PREreview of A maturity model for catalogues of semantic artefacts
- CC BY 4.0
The authors provide a definition for ‘semantic artefact catalogue (SAC)’ and suggest a maturity model for evaluating SACs that is based on a set of criteria with multiple sub-criteria. Their approach is aligned with the FAIR Guiding Principles and the ongoing efforts of the EOSC Task Force of Semantic Interoperability to address interoperability challenges. The authors apply their maturity model to a set of 26 SACs and evaluate them.
I enjoyed reading the paper and think that the maturity model represents an important contribution to the overall goal of increasing the semantic interoperability of (meta)data. I also think that the criteria (i.e., dimensions) and sub-criteria are well chosen and provide a good overview for a given SAC. However, I see also some points for potential improvement:
1) I think, the paper would benefit from a clear definition of ‘semantic artefact’. In the introduction, the authors characterize ‘semantic artefact as “a machine-actionable and machine-readable formalization of a conceptualization, enabling sharing and reuse by humans and machines, that may have a broad range of formalisations, from loose sets of terms, taxonomies, thesauri to higher-order logic constructs, vocabularies and ontologies”. I agree that vocabularies/terminologies of the various sorts mentioned here represent very important semantic artefacts. However, I am missing (meta)data schemata and formats, term-mappings, and schema crosswalks in this list. Clarifying that semantic artefacts also include the latter is very important, because their importance in semantic interoperability is often overlooked, leaving the impression that semantic interoperability is ‘only’ providing controlled vocabularies that must be used by everyone. Semantic interoperability, however, is much more and includes terminological, schematic, logical, and ontological interoperability (https://arxiv.org/abs/2301.04202), each with its own set of requirements.
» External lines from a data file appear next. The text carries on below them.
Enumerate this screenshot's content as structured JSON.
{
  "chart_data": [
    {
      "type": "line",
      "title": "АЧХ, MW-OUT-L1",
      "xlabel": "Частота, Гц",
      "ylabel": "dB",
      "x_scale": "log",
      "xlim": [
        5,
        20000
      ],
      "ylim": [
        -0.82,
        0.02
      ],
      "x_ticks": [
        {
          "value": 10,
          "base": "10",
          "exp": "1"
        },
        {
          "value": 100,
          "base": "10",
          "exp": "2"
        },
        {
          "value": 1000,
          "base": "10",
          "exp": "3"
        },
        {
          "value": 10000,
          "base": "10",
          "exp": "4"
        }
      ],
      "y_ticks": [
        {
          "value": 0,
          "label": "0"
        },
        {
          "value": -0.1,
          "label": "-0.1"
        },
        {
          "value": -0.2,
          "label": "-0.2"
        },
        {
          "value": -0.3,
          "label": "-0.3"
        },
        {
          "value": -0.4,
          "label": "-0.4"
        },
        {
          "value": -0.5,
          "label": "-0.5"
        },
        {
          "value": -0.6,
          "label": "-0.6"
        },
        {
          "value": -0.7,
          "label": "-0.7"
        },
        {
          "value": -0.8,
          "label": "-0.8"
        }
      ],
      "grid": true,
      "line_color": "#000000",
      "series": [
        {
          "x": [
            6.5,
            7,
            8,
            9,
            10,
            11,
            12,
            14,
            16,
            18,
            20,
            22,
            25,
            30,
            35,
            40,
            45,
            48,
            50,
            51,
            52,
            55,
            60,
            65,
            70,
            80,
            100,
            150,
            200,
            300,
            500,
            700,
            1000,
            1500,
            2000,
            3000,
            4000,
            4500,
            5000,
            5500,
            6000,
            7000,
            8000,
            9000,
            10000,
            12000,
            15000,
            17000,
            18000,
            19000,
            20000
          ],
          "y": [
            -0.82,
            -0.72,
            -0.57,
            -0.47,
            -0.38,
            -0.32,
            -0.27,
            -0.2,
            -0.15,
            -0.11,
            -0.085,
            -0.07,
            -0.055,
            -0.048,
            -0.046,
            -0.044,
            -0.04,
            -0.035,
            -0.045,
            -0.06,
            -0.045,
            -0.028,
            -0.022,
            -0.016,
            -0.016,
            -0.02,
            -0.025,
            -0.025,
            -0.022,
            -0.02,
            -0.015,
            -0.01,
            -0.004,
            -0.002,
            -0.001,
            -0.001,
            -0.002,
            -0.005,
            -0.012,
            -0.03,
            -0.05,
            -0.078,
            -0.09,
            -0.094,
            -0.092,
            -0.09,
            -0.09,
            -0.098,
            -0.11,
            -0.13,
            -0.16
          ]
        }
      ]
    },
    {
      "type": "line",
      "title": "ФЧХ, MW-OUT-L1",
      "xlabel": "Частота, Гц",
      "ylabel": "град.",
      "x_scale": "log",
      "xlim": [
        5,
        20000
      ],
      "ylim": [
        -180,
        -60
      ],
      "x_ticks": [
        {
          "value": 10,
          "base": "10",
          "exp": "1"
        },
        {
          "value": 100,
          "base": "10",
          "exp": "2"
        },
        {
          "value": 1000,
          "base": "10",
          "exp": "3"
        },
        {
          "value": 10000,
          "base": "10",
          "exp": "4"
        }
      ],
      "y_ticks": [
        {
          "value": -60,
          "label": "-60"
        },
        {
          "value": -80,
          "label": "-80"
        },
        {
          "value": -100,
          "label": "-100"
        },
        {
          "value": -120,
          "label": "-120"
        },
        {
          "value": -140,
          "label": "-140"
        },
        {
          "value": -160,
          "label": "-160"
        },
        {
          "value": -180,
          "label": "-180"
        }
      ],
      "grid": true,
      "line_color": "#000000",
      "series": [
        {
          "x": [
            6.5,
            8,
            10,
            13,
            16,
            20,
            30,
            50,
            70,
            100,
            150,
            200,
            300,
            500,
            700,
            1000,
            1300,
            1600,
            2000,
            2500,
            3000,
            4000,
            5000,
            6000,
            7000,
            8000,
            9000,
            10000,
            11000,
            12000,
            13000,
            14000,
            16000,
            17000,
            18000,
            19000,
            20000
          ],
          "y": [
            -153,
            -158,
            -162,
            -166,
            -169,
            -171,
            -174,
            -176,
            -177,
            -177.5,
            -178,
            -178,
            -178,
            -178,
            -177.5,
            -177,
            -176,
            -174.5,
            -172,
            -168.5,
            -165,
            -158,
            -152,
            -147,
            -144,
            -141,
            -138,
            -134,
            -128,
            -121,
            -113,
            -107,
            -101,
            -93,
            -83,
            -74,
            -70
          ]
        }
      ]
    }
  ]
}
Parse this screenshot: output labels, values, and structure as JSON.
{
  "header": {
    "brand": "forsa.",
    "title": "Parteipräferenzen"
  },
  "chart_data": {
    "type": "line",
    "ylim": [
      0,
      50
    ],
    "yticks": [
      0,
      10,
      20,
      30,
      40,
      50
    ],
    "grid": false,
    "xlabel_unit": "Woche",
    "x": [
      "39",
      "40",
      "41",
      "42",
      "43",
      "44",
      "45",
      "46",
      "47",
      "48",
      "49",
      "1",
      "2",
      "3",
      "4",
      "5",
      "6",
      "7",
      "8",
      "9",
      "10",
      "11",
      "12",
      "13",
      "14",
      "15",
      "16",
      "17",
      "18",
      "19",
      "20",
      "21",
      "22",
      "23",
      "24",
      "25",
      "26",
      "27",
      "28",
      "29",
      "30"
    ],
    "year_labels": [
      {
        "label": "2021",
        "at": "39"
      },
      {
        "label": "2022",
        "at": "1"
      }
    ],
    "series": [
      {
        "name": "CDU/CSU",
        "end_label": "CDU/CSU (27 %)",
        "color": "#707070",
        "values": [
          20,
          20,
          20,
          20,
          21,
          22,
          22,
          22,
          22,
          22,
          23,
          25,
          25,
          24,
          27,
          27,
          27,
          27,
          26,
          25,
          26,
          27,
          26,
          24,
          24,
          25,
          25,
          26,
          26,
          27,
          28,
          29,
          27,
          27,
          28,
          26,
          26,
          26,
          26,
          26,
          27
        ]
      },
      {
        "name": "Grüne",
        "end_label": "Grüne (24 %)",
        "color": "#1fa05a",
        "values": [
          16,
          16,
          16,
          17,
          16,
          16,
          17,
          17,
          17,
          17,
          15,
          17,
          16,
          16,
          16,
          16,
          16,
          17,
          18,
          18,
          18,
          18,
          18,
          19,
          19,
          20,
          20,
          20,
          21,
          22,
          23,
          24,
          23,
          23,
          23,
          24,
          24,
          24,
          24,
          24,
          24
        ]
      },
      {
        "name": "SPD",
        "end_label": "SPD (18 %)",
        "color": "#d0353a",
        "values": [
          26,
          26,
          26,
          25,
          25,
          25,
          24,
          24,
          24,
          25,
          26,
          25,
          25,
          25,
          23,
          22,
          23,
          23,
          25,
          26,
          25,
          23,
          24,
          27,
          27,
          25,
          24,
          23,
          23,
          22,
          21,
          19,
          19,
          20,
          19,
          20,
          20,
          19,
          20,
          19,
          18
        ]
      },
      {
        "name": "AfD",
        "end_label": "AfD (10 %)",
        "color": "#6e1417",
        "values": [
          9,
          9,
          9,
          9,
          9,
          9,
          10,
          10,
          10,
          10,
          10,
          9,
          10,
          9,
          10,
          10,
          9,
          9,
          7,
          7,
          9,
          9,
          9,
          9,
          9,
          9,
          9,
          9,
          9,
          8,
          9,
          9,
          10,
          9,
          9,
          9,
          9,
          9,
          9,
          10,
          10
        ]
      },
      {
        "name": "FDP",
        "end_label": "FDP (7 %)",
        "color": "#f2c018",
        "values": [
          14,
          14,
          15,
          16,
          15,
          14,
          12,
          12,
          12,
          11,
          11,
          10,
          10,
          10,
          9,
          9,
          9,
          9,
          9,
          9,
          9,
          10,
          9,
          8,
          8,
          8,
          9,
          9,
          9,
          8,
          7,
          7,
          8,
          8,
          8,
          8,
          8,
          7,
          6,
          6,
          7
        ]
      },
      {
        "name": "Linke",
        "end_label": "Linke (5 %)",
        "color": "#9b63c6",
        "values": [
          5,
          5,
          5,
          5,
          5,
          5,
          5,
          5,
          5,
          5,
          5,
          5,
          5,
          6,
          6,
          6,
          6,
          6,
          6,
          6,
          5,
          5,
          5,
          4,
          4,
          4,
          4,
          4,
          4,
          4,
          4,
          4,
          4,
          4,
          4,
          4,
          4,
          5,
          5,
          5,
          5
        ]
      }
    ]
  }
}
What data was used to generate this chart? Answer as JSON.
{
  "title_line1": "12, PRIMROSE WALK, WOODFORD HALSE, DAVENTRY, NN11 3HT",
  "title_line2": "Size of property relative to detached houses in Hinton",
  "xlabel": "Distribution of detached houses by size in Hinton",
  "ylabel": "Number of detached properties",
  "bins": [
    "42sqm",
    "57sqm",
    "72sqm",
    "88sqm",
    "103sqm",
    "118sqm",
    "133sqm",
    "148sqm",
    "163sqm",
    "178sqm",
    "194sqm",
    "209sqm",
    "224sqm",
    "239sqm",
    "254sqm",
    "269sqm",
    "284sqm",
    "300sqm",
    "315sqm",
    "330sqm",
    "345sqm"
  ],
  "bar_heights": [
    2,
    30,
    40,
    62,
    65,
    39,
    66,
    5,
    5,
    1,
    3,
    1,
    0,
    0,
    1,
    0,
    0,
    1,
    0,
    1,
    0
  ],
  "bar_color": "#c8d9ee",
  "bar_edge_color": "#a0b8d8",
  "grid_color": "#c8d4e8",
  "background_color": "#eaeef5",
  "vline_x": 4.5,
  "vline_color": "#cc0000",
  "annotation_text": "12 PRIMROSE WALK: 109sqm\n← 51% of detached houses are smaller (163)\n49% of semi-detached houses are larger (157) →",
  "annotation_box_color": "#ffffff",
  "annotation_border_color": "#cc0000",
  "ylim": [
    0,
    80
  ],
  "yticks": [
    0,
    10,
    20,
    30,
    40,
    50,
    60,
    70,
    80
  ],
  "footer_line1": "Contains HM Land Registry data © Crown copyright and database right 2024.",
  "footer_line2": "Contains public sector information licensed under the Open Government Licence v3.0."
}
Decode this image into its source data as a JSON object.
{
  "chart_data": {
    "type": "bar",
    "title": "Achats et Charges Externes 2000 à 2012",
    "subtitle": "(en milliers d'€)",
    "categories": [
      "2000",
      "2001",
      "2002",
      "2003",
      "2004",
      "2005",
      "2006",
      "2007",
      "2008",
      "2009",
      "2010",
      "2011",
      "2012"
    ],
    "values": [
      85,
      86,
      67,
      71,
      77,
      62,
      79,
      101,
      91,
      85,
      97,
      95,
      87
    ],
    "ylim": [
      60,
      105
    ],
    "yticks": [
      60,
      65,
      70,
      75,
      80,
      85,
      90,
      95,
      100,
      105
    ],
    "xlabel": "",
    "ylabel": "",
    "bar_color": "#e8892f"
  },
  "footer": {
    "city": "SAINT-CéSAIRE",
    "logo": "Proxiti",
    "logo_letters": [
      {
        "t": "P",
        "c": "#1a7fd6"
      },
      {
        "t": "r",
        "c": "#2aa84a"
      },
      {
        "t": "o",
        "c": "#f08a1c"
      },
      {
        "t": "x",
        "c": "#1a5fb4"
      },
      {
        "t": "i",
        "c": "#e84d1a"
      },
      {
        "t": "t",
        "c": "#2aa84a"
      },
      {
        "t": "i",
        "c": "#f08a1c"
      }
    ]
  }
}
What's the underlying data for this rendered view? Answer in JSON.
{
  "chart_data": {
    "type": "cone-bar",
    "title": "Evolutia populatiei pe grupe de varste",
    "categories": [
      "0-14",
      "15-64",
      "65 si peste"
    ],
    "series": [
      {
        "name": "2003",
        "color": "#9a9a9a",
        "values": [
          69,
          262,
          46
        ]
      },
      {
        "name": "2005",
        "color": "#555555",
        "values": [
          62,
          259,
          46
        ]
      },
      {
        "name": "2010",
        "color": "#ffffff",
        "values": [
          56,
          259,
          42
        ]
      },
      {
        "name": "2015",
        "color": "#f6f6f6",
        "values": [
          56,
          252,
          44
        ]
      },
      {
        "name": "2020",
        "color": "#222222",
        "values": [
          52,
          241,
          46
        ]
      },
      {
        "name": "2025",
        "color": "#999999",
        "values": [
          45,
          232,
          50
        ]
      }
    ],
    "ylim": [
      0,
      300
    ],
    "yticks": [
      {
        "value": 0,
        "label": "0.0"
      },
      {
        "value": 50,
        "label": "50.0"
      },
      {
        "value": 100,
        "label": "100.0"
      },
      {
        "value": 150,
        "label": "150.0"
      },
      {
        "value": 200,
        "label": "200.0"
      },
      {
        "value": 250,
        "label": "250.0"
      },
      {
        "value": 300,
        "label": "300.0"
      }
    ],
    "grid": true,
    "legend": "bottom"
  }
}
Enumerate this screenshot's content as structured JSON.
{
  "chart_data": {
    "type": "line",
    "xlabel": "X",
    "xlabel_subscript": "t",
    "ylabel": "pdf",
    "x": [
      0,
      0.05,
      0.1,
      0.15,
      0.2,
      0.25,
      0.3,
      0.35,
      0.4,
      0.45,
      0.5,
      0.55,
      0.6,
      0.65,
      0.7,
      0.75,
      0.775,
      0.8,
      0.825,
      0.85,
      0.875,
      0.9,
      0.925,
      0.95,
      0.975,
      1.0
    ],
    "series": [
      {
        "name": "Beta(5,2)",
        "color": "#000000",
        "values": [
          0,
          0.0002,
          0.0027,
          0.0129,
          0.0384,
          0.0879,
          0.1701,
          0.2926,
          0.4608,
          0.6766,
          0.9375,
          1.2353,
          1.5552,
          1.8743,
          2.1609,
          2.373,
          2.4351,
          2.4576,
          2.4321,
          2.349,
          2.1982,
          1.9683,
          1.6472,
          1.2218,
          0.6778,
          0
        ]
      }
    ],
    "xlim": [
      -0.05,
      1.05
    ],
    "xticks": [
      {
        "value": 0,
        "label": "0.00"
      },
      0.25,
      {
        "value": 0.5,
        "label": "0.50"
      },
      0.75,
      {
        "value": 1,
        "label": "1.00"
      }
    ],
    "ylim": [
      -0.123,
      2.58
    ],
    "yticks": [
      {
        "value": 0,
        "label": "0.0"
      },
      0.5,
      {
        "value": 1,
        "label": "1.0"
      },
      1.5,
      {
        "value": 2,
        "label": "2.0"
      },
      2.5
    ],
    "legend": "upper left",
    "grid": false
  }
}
2) My second point somewhat relates to the first. Reading the paper, I had the impression that only vocabularies/terminologies were considered, and all the other types of semantic artefacts mentioned above were ignored. What is missing in the maturity model is a characterization of the different types of semantic artefacts that a catalogue is covering/documenting. This could be an additional dimension with the different types of artefacts as sub-criteria.
3) Vocabularies/terminologies (including ontologies etc.) only support terminological interoperability, and if different vocabularies/terminologies exist for the same types of entities, term mappings must be provided to guarantee terminological interoperability. Sometimes, those term mappings are provided within the vocabularies/terminologies themselves (e.g., via owl:sameAs), but this is not ideal. Better would be to provide term-mappings as stand-alone semantic artefacts. This should be mentioned in the paper and should be evaluated by the maturity model.
4) (Meta)data schemata provide schematic interoperability, and if different schemata for the same type of information exist, schema crosswalks must be provided for schematic interoperability. Schema crosswalks are another type of semantic artefact that should be mentioned in the paper and should also be evaluated by the maturity model.
5) Logical interoperability requires the use of the same logical framework such as OWL/description logic to guarantee the logical interoperability of (meta)data. Semantic artefacts should specify if and which logical framework they apply. Respective information should be covered by the maturity model.
6) Another candidate catalogue for evaluation: TIB Terminology Service (https://service.tib.eu/ts4tib/index). Following the maturity model, Felix Engel has evaluated the TIB Terminology Service (only the ‘checks’ mentioned):
Me (custom vocabulary, primary metadata, human readable, machine readable)
Op (customised oss, open model, open contribution)
Qu (curation by owner only)
Av (no restrictions)
St (catalog statistics, resource statistics)
Go (3rd party, description, rules)
Co (read only)
Su (organization, management board, (research) projects)
Te (REST API, web search GUI)
Tr (documented curation, automatic curation)
List of additional comments:
p. 2, last paragraph (see also p.4, 2.2, last paragraph): If a semantic artefact is machine-actionable it must also be machine-readable. The way it is written leaves the impression that machine-actionability and machine-readability would be independent criteria, which is not the case.
p. 4, last paragraph (spelling): in the context of the H2020
p. 8, 4 Results: I would not characterize BioPortal or EBI OLS as ‘metadata catalogues’.
p. 10, Technology (d): “alignment – a service to align (part of) semantic artefacts that might be used within a catalog.” It is not entirely clear what that means.
p. 14, 2nd paragraph (spelling): In the future, we aim at
p. 14, 2nd paragraph (spelling): Similarly, the work under development in
I am a member of the EOSC Task Force Semantic Interoperability but I was neither involved in writing the paper nor in discussing its topics.